Rolfing is based on a number of principles and focuses on the individual needs of each client. Treatment focuses on the following:
- The specific ways you use your body
- What your attitude is in and to life
- What your fixed habits and patterns are
- What moves and motivates you
- What limitations you experience physically and mentally
- Your awareness of the signals your body is giving you
The main emphasis in Rolfing is the treatment of the fascia. The fascia is the tissue that surrounds and connects muscles, organs, nerves and bones throughout the body. The fascia contains many receptors, is connected to the nerves and blood vessels and is hydrated by means of mechanical manipulation, such as when you move your limbs. All of these features of the fascia ensure that it is ideally suitable for manual handling therapy. When connective tissues, such as the fascia, are balanced with the environment, then blockages and pain can be removed. In recent years, the importance and unique properties of the fascia have been backed by scientific research (www.fasciaresearch.com).
Exercise and Movement
Alongside the treatment of the fascia, attention is also paid to learning exercises and movements that focus on the unique and individual situation of the client. Improving mobility and learning to move in the apropriate way all contribute greatly to the healing process. By using simple movement exercises specific areas are addressed and perception is affected, thus improving coordination and perception overall. Rolfing coordinates the structure and functioning of the human body, through observation of the body in relation to the gravitational field.

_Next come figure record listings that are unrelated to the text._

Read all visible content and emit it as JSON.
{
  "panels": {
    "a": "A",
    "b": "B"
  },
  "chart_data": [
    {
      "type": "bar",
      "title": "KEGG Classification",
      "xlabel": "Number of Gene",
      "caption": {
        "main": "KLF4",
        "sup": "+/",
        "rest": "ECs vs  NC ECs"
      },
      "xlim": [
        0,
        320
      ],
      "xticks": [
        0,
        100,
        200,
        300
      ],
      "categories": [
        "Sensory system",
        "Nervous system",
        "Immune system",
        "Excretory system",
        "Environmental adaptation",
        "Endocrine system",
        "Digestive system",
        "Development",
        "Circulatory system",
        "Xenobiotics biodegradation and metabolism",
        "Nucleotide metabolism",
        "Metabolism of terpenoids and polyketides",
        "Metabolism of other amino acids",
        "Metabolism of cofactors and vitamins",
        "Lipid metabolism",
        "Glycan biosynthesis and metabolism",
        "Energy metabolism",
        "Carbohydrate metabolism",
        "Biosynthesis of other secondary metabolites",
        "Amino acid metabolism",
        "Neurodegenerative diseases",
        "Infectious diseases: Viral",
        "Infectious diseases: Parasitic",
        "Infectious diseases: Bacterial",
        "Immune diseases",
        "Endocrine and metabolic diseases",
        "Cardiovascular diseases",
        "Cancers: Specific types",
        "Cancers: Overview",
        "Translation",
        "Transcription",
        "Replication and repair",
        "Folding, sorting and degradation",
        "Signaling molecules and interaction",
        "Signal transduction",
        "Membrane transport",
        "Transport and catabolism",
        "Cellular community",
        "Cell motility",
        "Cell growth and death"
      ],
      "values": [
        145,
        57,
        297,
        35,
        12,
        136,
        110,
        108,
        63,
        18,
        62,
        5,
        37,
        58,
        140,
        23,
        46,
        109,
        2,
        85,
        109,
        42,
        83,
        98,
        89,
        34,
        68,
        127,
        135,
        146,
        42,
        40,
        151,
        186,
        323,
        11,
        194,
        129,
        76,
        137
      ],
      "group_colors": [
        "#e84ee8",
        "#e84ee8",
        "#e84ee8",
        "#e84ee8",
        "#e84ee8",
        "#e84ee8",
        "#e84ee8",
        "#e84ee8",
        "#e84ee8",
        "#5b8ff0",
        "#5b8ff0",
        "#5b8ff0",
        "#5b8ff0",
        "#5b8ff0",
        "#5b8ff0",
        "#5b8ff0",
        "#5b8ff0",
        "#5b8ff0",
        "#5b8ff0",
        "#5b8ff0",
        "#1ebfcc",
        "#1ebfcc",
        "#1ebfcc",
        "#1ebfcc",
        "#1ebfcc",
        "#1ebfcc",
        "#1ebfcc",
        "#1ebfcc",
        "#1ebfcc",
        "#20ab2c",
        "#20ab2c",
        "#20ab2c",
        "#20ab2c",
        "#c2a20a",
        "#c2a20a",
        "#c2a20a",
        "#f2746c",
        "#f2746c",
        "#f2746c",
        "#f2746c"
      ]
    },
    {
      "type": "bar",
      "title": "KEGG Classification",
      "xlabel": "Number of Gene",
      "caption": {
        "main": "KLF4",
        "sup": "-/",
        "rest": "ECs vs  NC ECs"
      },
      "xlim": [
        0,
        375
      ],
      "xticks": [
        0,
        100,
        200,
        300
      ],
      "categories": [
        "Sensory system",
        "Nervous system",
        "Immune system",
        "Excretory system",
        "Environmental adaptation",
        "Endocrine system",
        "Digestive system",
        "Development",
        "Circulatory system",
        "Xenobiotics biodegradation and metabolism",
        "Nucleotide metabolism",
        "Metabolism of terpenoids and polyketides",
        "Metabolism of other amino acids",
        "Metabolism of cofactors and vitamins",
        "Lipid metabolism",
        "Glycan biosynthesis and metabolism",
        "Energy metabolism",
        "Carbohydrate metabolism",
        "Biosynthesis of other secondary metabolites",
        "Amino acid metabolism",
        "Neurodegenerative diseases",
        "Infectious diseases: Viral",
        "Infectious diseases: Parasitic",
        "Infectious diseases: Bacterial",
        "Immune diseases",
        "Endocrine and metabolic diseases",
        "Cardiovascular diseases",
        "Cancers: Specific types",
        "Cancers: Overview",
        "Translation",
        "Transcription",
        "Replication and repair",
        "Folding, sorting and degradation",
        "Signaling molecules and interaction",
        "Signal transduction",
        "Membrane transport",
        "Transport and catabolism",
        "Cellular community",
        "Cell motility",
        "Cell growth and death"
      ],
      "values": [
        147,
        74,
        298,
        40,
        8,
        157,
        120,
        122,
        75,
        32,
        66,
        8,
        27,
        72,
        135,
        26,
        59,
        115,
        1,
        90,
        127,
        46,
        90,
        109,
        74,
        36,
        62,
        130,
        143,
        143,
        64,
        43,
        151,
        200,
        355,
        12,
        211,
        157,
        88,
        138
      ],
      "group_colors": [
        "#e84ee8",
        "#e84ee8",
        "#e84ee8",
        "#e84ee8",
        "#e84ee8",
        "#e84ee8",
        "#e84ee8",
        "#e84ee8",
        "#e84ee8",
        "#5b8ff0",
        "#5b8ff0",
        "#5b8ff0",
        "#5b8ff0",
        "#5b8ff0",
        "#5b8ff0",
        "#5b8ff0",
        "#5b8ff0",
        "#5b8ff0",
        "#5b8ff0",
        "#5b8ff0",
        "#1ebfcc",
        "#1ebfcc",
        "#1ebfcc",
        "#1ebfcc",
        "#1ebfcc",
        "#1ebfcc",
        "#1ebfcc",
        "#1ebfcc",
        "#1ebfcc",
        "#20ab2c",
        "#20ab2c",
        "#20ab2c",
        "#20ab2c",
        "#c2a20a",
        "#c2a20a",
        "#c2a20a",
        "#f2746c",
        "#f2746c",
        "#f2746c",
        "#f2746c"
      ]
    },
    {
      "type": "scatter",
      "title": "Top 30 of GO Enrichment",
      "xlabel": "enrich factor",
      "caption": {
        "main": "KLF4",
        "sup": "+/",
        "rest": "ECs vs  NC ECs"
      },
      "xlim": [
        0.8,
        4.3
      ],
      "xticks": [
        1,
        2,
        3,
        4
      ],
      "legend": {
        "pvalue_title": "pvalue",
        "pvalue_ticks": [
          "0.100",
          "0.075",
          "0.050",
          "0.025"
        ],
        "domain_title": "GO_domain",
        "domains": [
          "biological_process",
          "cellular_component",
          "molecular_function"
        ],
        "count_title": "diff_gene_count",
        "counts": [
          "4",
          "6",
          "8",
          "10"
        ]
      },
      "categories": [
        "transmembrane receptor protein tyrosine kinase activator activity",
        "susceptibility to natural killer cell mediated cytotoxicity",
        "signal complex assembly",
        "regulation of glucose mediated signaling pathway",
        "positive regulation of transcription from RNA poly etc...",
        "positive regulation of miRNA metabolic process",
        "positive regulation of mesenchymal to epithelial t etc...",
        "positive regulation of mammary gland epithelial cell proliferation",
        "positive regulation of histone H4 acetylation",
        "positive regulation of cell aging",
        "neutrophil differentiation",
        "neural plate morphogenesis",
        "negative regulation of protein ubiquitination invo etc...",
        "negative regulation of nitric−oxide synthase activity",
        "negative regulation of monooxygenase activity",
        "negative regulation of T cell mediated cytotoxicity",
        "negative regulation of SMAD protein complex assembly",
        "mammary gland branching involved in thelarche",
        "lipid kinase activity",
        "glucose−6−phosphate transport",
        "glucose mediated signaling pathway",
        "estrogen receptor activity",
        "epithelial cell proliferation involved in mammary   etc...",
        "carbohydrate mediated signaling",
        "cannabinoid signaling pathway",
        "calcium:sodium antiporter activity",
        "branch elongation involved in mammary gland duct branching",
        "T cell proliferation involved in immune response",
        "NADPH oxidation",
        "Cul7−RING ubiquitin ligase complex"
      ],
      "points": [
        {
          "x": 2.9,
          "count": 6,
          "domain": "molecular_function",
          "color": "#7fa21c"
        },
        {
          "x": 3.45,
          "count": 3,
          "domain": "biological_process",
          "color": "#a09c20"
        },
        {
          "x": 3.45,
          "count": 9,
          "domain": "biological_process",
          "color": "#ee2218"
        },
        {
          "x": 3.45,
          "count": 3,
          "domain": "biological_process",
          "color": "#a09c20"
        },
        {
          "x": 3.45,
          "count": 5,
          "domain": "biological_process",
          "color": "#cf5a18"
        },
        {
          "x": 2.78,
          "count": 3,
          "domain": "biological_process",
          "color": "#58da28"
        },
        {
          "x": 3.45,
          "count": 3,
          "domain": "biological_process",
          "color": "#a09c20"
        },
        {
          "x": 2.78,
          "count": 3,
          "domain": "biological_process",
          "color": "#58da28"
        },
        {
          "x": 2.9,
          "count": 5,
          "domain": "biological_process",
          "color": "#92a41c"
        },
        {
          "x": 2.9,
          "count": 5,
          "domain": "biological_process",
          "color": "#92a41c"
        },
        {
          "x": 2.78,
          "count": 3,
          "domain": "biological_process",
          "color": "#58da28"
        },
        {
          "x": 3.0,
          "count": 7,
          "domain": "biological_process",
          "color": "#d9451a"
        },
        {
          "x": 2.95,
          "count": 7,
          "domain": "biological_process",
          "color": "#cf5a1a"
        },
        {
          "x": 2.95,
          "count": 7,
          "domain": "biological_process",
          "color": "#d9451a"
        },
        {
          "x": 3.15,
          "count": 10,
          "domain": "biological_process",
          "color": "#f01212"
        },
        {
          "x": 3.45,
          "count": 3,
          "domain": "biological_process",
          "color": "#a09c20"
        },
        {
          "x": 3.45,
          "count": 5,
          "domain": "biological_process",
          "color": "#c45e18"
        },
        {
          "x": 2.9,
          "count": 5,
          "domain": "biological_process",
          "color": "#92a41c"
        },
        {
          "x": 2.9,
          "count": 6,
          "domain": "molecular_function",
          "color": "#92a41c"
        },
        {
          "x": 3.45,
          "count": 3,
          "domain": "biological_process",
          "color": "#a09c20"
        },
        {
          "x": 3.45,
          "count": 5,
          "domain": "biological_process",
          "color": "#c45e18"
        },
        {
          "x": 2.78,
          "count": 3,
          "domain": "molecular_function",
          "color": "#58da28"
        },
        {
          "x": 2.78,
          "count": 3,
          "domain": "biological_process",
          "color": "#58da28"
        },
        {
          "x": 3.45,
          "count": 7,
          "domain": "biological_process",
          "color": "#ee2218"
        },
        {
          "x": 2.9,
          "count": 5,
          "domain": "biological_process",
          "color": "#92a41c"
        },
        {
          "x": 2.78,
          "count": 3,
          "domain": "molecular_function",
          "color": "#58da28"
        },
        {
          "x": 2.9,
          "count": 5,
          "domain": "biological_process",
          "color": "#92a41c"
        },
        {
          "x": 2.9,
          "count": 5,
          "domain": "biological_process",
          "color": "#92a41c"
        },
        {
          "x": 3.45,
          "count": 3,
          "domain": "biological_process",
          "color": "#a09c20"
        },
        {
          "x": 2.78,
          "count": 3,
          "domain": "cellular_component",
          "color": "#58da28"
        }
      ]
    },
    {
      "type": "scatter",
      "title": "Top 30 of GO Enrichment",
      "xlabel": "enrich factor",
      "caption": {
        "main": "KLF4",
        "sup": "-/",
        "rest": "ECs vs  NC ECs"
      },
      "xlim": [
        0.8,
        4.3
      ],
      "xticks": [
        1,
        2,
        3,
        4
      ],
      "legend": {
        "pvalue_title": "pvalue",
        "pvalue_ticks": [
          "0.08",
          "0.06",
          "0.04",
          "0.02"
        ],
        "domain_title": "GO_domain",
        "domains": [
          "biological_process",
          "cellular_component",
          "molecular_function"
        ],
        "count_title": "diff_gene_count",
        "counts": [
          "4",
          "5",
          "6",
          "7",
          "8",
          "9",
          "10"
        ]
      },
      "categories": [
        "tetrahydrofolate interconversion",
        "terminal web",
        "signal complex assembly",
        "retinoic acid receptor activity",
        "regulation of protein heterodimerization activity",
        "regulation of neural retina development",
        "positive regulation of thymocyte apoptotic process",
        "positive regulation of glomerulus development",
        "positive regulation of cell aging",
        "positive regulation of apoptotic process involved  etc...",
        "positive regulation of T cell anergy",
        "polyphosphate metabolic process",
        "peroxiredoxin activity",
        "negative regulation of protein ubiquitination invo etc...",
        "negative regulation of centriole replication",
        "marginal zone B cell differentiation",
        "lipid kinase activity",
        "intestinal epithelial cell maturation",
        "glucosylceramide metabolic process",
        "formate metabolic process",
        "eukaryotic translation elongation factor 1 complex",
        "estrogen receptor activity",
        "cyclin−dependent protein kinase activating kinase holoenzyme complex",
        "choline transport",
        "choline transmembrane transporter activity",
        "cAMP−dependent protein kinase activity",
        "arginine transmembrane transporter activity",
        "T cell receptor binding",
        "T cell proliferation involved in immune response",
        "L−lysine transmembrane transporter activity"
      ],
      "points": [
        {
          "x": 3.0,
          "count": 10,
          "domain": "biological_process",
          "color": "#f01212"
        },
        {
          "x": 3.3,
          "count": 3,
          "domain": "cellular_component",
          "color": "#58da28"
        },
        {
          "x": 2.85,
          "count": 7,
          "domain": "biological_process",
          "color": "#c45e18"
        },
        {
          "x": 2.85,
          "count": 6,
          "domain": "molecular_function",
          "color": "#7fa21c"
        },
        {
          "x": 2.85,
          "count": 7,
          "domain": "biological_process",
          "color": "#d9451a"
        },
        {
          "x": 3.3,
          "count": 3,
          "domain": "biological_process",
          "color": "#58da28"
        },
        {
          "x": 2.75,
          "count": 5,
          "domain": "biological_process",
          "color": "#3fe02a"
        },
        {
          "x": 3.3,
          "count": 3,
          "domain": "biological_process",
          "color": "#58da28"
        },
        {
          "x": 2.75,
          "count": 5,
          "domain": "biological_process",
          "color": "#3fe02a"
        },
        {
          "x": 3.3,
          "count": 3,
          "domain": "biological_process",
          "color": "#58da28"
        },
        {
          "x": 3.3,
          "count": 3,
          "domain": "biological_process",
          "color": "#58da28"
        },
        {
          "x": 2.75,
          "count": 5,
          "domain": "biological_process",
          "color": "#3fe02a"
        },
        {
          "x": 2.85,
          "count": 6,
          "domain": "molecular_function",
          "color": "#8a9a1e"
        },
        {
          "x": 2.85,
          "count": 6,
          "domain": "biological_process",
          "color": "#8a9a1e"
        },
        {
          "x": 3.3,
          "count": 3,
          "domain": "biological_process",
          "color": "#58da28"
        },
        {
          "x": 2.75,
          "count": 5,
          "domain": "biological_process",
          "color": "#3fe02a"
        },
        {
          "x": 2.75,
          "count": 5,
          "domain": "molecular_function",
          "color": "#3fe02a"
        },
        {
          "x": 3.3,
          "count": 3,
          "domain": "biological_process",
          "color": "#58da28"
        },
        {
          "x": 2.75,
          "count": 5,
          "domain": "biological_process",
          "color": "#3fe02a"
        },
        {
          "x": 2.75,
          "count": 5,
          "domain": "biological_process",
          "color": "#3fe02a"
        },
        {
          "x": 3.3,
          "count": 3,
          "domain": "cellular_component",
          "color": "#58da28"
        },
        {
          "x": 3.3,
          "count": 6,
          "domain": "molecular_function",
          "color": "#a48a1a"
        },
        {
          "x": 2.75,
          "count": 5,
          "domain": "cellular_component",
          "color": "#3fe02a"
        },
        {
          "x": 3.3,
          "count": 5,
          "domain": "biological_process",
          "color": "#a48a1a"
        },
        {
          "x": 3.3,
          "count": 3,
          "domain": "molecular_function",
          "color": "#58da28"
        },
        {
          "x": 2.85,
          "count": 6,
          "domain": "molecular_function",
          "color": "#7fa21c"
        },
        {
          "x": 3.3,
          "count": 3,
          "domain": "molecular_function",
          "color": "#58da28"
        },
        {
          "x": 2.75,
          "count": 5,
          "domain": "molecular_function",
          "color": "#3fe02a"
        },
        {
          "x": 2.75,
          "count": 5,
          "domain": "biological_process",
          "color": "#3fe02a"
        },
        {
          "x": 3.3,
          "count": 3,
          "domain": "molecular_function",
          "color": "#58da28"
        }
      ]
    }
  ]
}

After ten sessions the body will undergo visible and tangible improvements. You will not only breathe better, have better posture and coordination, but will also experience an overall sense of wellbeing. This is often accompanied by a stronger awareness and improved energy management. The 10 sessions are passed through by Ida P. Rolf. The sessions are a process in steps, which is very effective and smart.Certainly it is possible to take single sessions or in any wished number
The History of Rolfing
Rolfing was developed by Dr Ida Rolf (1896-1979), the first woman to earn a doctorate in biochemistry. She was friends with Moche Feldenkrais, designer of the Feldenkrais method of Somatic Education, who influenced her work. She also did years of study in Yoga and Osteopathy. Her insights into the influence of gravity on the body, and the function and role of the fascia in relation to our attitude and way of moving, were brought together in 1971. At this time, Dr Ida Rolf developed the method of fascia manipulation under the name of Structural Integration. This was later called Rolfing, but nowadays both terms are used interchangeably.